Q&A with Shawn Nandi on the ASP.NET Starter Kits
Microsoft announced the ASP.NET Starter Kits. For more on these new products from Microsoft, see our article, Microsoft Does It Again — Released Today: The ASP.NET Starter Kits Betas on Developer.com, Bradley Jones asked Shawn Nandi, the ASP.NET product manager, a few questions about these new products:
Thanks, Shawn, for taking a few minutes to answer our questions. If you don't mind, let's jump right in to a few questions. The first question is, why is Microsoft releasing the ASP.NET Starter Kits?
As part of our ongoing investment in the ASP.NET community, we wanted to provide both new and experienced ASP.NET developers with a quick way to get some extremely useful applications up and running with little or no effort. Many developers today find themselves building applications like data reporting apps, Web storefronts, and portals. Instead of having to code these applications from scratch, developers can now use the ASP.NET Starter Kits out of the box or as a starting point to build their sites on top of. To help them with this, each Starter Kit ships with well-documented source code for use in Visual Studio .NET and Web Matrix (a free ASP.NET development tool). If they ever have any questions, they can consult the experts on the www.asp.net forums where thousands of members of the community interact with the ASP.NET product team every day.

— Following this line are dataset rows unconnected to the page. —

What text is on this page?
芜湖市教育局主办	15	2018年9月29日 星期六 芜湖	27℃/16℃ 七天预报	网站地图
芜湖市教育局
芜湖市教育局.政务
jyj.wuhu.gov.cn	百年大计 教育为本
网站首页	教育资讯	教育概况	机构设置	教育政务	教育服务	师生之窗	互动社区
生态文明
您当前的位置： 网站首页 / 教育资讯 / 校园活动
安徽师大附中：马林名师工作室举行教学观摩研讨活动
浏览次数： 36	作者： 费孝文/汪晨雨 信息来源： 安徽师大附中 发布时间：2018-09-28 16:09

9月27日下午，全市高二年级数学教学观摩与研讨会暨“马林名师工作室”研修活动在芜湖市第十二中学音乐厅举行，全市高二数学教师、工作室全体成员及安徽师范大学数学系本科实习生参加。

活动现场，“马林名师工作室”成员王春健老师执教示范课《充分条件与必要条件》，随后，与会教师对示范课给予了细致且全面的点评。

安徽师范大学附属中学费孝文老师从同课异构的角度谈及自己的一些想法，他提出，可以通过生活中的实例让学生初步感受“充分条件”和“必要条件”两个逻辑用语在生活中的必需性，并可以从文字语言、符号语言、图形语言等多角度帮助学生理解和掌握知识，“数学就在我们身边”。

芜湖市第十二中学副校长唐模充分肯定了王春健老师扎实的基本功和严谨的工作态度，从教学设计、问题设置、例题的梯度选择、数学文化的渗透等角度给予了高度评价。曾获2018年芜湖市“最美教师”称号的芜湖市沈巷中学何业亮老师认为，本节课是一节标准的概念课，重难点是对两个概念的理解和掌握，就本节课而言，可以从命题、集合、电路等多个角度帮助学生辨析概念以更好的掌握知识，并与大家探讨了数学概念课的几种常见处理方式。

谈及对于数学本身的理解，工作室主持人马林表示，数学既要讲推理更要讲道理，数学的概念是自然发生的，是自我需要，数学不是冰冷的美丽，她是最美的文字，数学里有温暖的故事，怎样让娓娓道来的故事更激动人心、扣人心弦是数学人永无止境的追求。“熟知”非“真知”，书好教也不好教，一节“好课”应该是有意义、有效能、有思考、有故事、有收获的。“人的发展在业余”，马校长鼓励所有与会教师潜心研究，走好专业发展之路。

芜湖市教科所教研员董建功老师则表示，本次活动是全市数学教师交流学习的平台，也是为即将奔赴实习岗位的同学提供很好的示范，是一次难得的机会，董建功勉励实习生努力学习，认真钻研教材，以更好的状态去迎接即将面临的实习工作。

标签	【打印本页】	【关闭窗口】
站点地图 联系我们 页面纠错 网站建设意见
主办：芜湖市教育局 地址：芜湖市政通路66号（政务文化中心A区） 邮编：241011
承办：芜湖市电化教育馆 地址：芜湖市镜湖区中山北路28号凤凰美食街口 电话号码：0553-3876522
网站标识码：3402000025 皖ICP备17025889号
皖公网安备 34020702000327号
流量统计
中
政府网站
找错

The .NET Framework, which includes compilers, a great class library, several utilities, and a runtime is available for free. Additionally, the Web matrix was released for free. Now the ASP.NET Starter Kits are coming out as free products. How is Microsoft planning to justify the cost of these products? How is Microsoft indirectly making its money?
Our overall objective with these efforts is to enable developers to efficiently build reliable, scalable, and secure applications for their organizations and their customers. We share a common base of customers with software developers, which means that when their customers are happy, our customers are happy, too. As you note, the .NET Framework provides several useful utilities and a robust runtime environment. Initiatives like Web Matrix and the Starter Kits are designed to help Web developers get up and running quickly with ASP.NET. It's interesting stuff and we want developers as interested and passionate as the great teams that built this technology. If one developer builds a cool application using the ASP.NET Starter Kits and likes what they see, that's what is important.
The ASP.NET Starter Kits come with code for Visual Basic .NET, J#, and C#. Additionally, they have code developed within Visual Studio .NET as well as code developed outside of Visual Studio. Are there plans for these ASP.NET Starter Kits to be converted to other .NET programming languages?
The ASP.NET Starter Kits come in three different languages (Visual Basic .NET, C#, and J#) and within each language, there are two versions: Visual Studio .NET or SDK. The Visual Studio .NET version contains source code formatted for use in Visual Studio .NET, while the SDK version contains code meant for use with Web Matrix or simply the .NET Framework SDK. We don't have any plans to translate the Starter Kits into other .NET languages but anyone is free to do so, and I'd bet that someone in the community is working on that right now!
Why these five particular topics for Starter Kits? How did you decide on these five?
We speak with a ton of developers and we've found that these applications represent the most popular types of applications that people are building today. We wanted to make developers immediately productive, so we focused on these five.